Israel has won every conventional war against Arabs, and the Palestinians realize that they are the weaker party in the negotiating process. But the financial incentives in Trump’s plan have not convinced the Palestinians to accept the loss of East Jerusalem as their capital and all but 15 percent of Palestinian-claimed land.


Conceptual Map of U.S.-Proposed Peace Deal


The Israeli position on accommodating Palestinian national aspirations has not changed since the 1978 Camp David Accords, which promised to grant the Palestinians a self-governing authority within five years but only under a permanent Israel Defense Forces presence inside the West Bank.

This was followed by the 1993 Declaration of Principles to establish interim Palestinian self-rule that would lead to a permanent settlement of the conflict within five years on the basis of Security Council resolutions 242 and 338. The same resolutions governed the formulation of the Oslo I (1993) and Oslo II (1995) agreements.

Trump’s plan gives the Palestinians four years to comply with certain prerequisites of statehood, including recognizing Israel as a Jewish state (despite the fact that 21 percent of its population are Arabs). The Palestinians believe that by the end of the four years, Israel will conclude that they have defaulted on the deal and continue to build settlements and change the reality on the ground.

Indeed, both the Israelis and the Palestinians view each other with suspicion and distrust. The Israelis believe that the ultimate objective of the Palestinians is to see the destruction of their state, whereas the Palestinians argue that Israel is stonewalling any attempts at peace. They would cite as an example the 2002 Quartet on the Middle East, which introduced a roadmap to peace that would help the Palestinians prepare for statehood. The roadmap ultimately went nowhere.

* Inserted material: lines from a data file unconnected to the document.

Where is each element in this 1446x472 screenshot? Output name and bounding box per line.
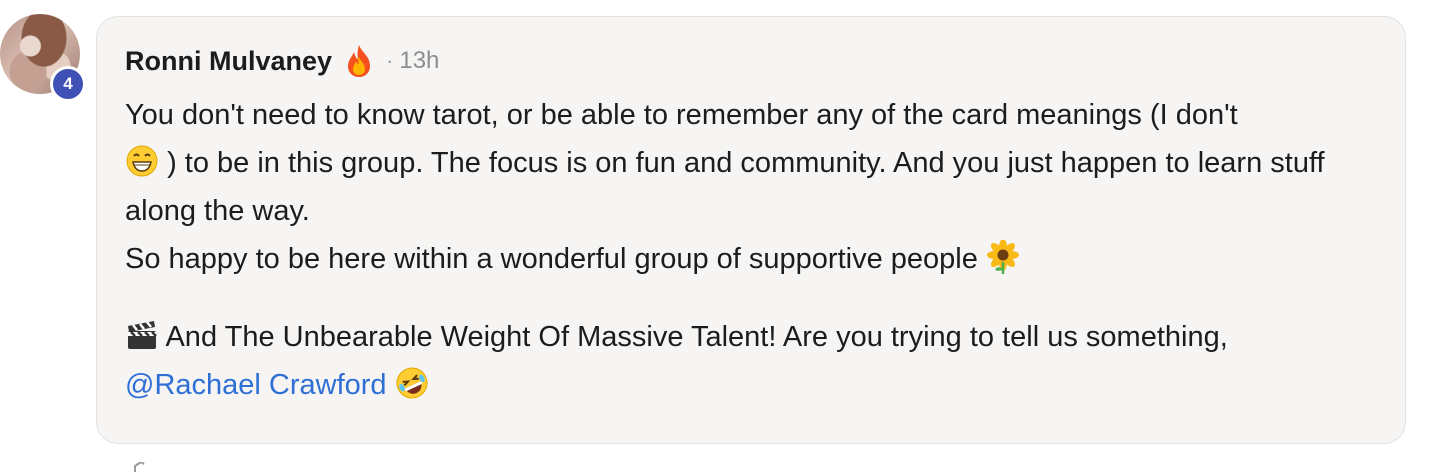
fire-emoji-icon bbox=[348, 45, 371, 77]
grinning-face-emoji-icon bbox=[126, 145, 158, 177]
rolling-on-floor-laughing-emoji-icon bbox=[396, 367, 428, 399]
meta-separator: · bbox=[386, 48, 394, 73]
comment-body: You don't need to know tarot, or be able… bbox=[125, 91, 1375, 409]
comment-text: You don't need to know tarot, or be able… bbox=[125, 99, 1238, 131]
sunflower-emoji-icon bbox=[986, 240, 1019, 274]
author-avatar-container[interactable]: 4 bbox=[0, 14, 90, 104]
paragraph-2: And The Unbearable Weight Of Massive Tal… bbox=[125, 313, 1375, 409]
level-badge: 4 bbox=[50, 66, 86, 102]
comment-text: ) to be in this group. The focus is on f… bbox=[125, 147, 1325, 227]
paragraph-1: You don't need to know tarot, or be able… bbox=[125, 91, 1375, 283]
reply-arrow-icon[interactable] bbox=[132, 462, 148, 472]
comment-header: Ronni Mulvaney · 13h bbox=[125, 43, 1375, 79]
user-mention-link[interactable]: @Rachael Crawford bbox=[125, 369, 387, 401]
comment-bubble: Ronni Mulvaney · 13h You don't need to k… bbox=[96, 16, 1406, 444]
clapper-board-emoji-icon bbox=[128, 321, 157, 349]
comment-text: So happy to be here within a wonderful g… bbox=[125, 243, 978, 275]
comment-text: And The Unbearable Weight Of Massive Tal… bbox=[165, 321, 1228, 353]
author-name[interactable]: Ronni Mulvaney bbox=[125, 46, 332, 77]
comment-timestamp[interactable]: 13h bbox=[399, 47, 439, 75]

The latest proposed peace deal also seems destined to go nowhere. Though the Palestinians have rejected it, Arab countries like Morocco, Egypt, Oman, Bahrain and the UAE have embraced it. Arab rulers are undeterred by the plan’s recognition of Jerusalem as Israel’s undivided capital; they understand that Trump’s peace plan is an attempt to appeal to his evangelical base ahead of U.S. elections in November.

On Feb. 1, Arab foreign ministers gathered for an emergency meeting requested by the Palestinian Authority. This is just one more sign of the growing divide between the Palestinians and Arab countries that want to move beyond the Palestinian question.

No End in Sight

The stateless Palestinians are the weakest link in the Arab world. Yet, they possess the strongest bargaining chip vis-a-vis Israel, because as long as there is no agreement on their status, there will be no peace in the Middle East. Israelis demand that Palestinians accept Israel as a Jewish state but are willing to make few concessions.

The Palestinians argue that the creation of the state of Israel in 1948 and their expulsion from their homeland was an injustice. They believe that the Hashemites and Ibn Saud colluded with the British and the Zionist movement to facilitate the rise of the Jewish state at their expense.

The center of gravity for Arab politics has shifted over the past 40 years from Egypt, Iraq and Syria to the Gulf – namely, Saudi Arabia and the UAE, countries that do not view Israel as their enemy. They want to establish an alliance with Israel to neutralize the threat from Iran and Turkey. (Egypt and Morocco are not concerned about Iran because, as a Shiite country, Iran is incapable of religiously influencing their populations.

They are, however, concerned about Turkey, a Sunni country currently governed by the pan-Islamist Justice and Development Party, or AKP.)

The Palestinians know that they will continue to live under Israeli surveillance with or without a peace treaty. They have endured conflict for more than a century, and it has no end in sight.

Their rejection of Trump’s plan will preclude the establishment of an open alliance between Arab states and Israel. Without Palestinian endorsement, there’s little hope that Arab-Israeli cooperation can move forward.